Bishop Malooly announced a new diocesan office this week with the appointment of Father Glenn Evers to head the Office for Cultural Ministries for the Diocese of Wilmington.
Father Evers, who will remain as associate pastor at St. Mary of the Assumption Parish in Hockessin, will oversee the existing diocesan offices for Hispanic Ministry, Ministry to Black Catholics, the Korean Catholic Community and the Native American Catholic Community.
The bishop also named Father Carlos Ochoa, associate pastor of St. John-Holy Angels Church in Newark, to become coordinator of the Hispanic Ministry office in October.
“What this office is going to do is help coordinate resources more effectively and, more importantly, it has the potential to grow into something more than it is,” said Msgr. Steven P. Hurley, diocesan vicar general and moderator of the curia.
Citing studies that report 36 percent of all Catholic parishes in the United States identify themselves as multicultural, Msgr. Hurley noted the growing recognition that demographics of the church in the U.S. is changing.
“We’ve been blessed here in Wilmington with vibrant ministries for Hispanic, black, Korean and Native American Catholics,” Msgr. Hurley said. We also have growing populations of West Africans, Indians and Vietnamese, he added.
“My hope is that the Cultural Ministries office is the first step in giving more prominence and emphasis to these ministries.

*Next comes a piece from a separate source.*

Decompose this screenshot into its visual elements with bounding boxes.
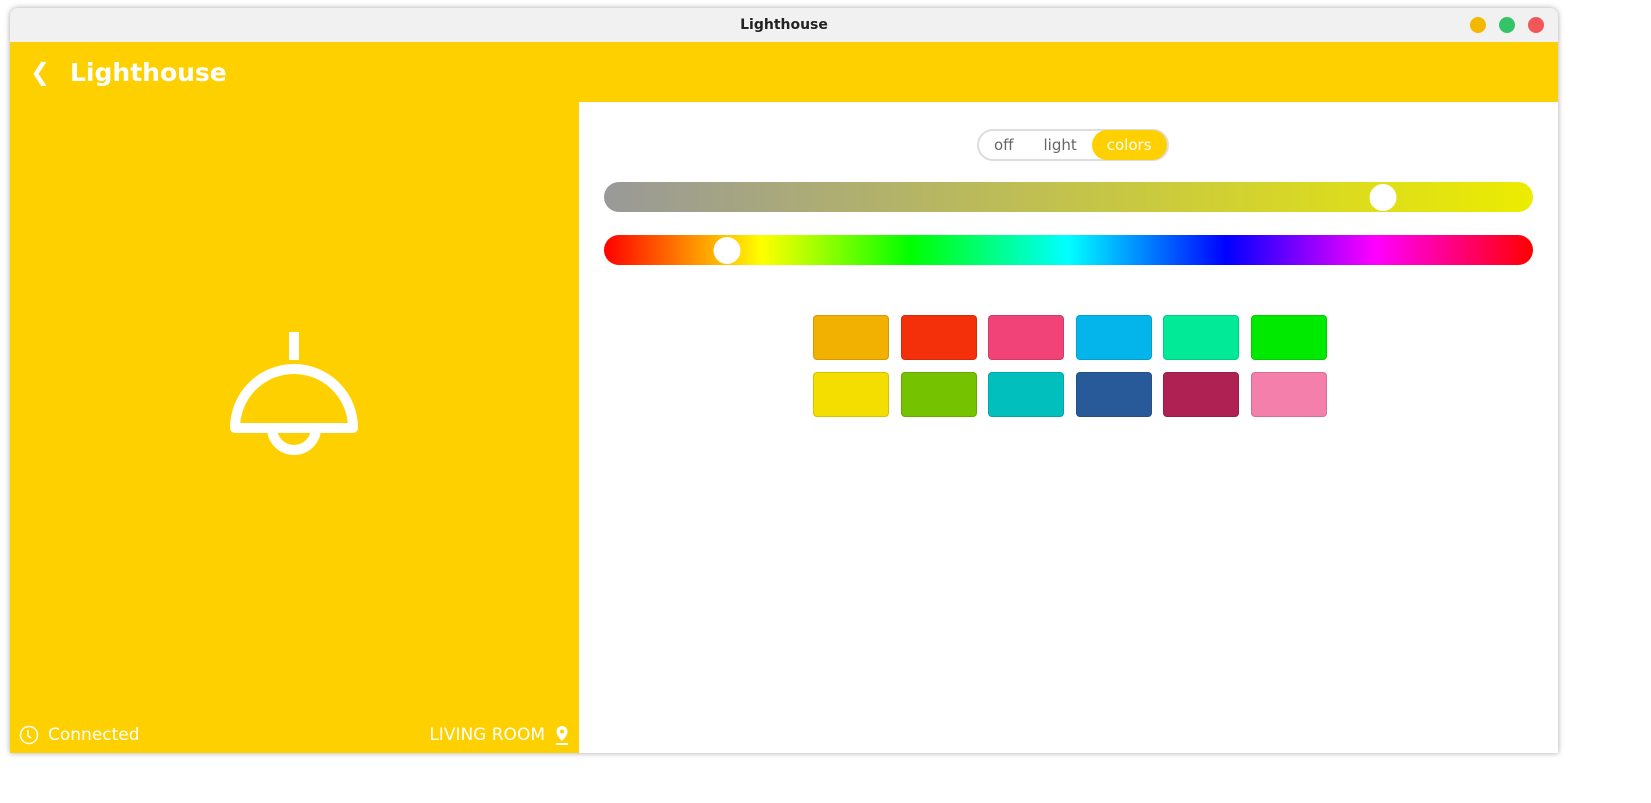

“It’s an opportunity to learn, to listen and to recognize our parishes are changing and that these different expressions of worship and spirituality can bring new life and vigor into the diocese,” said Msgr. Hurley.
Father Evers said his responsibilities at the new Cultural Ministries office reinforces the church’s mission that “Christ is here for everyone. It’s a very important part of the mission of our diocese and something I value in my own life.”
Father Evers, who has previously served the Hispanic community at St. Peter and Paul Parish in Easton, Md., speaks Spanish and said he’s always found “joy in knowing people who don’t have the customs I grew up with,” their food, culture and language.
The growing diversity of American Catholics is a reflection of the early church, Father Evers said, citing the story of Pentecost, when through the Gift of the Holy Spirit, people speaking different languages were able to understand the Apostles and the church grew into a church that’s universal.
Father Evers said he hopes to give the four diocesan coordinators of ethnic ministries — Father Paul Williams OFM, for Ministry for Black Catholics; Father Ochoa, who is succeeding Father Emerson Rodriguez, OFM, who has been transferred by his order; Father Tae-Guen Peter Kim of the Korean Catholic Community; and Sharon Ward, coordinator of Native American Ministry — greater attention on the diocesan level to help them succeed and “improve the work they’ve already been caring about for some time now.”
Father Evers has no set agenda for his new responsibilities, he said.
“For me, ministry always starts with learning before you start changing anything. I’m pretty enthusiastic about it. I’m going to approach the ministry and the job with an open heart and arms. That’s how the Lord approaches us.”